Afraid of being left undignified on
the ground, by the youth
that no longer notice the old.
Her hair was tied back neatly,
and her wrinkles gave away a sadness
that made it near impossible
for me not to take her hands.
I followed, just behind,
and she was too focused on not falling to
know that I was there.
My heart bled for her
frailty. Her fear of
her own body. Her own weakness
and the helplessness that
filled her eyes and the pained groans
that escaped her lips with each step.
I stepped up next to her and hooked my arm in hers.

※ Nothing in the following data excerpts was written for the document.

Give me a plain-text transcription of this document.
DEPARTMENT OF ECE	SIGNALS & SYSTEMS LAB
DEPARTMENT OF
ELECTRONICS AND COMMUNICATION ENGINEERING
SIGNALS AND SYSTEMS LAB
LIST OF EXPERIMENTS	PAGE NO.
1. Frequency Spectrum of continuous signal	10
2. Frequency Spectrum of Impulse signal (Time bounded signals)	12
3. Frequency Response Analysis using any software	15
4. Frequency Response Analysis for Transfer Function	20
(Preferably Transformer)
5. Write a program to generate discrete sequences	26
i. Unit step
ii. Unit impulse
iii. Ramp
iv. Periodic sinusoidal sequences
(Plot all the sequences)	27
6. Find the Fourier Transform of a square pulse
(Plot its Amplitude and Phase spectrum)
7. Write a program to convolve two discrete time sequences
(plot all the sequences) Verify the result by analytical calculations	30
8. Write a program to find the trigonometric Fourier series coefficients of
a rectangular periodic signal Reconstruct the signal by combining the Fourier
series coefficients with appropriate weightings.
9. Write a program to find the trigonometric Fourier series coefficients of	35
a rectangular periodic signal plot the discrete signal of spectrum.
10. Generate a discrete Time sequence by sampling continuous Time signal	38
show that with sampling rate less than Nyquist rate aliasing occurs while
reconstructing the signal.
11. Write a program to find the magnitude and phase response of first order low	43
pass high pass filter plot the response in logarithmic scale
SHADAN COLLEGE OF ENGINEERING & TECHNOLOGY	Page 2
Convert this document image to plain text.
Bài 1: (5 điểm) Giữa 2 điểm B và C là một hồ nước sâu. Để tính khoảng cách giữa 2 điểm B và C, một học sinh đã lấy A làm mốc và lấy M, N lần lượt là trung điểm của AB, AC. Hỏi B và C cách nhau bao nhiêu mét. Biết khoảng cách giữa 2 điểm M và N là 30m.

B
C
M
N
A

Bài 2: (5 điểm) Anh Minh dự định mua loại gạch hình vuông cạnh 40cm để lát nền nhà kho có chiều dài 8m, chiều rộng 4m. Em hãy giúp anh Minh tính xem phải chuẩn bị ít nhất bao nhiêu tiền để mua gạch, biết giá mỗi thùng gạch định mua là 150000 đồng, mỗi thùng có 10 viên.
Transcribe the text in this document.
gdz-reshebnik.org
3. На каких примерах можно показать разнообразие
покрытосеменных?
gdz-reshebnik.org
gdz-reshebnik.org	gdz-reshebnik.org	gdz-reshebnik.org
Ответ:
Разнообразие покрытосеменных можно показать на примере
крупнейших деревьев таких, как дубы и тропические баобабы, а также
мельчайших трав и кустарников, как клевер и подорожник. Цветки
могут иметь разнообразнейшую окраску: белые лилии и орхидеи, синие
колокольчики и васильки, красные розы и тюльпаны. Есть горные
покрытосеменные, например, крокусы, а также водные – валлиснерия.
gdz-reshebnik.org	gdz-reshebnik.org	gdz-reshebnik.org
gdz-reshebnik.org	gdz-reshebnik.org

She looked at me confused,
but trusted a stranger
more than she trusted her own strength,
and accepted my arms.
My name is Margaret, she told me.
My name is Samantha. Nice to meet you Margaret.
Am I keeping you from something more important, Samantha?
No, Margaret. Quite the opposite. You are what is important.
She patted my hand, and at the bottom of the stairs
she let me go.
It was me who had been blessed in that moment.
I watched her limp away towards the entrance.
Shall I meet you later? I asked.
She didn’t even look back, or hesitate,
“5pm, dear. I would be most grateful.”
I smiled, as I am sure she did.
She needed me as much as I needed her,
and it was a beautiful gift,
and the start of a friendship that lasted
just under a year.
She passed, and I mourned.
But I also celebrated the end of a frail existence,
as I know she would have too.
Be kind. Especially when it is the gift of your time.
It is the only gift worth mention
regardless of what gods you believe in.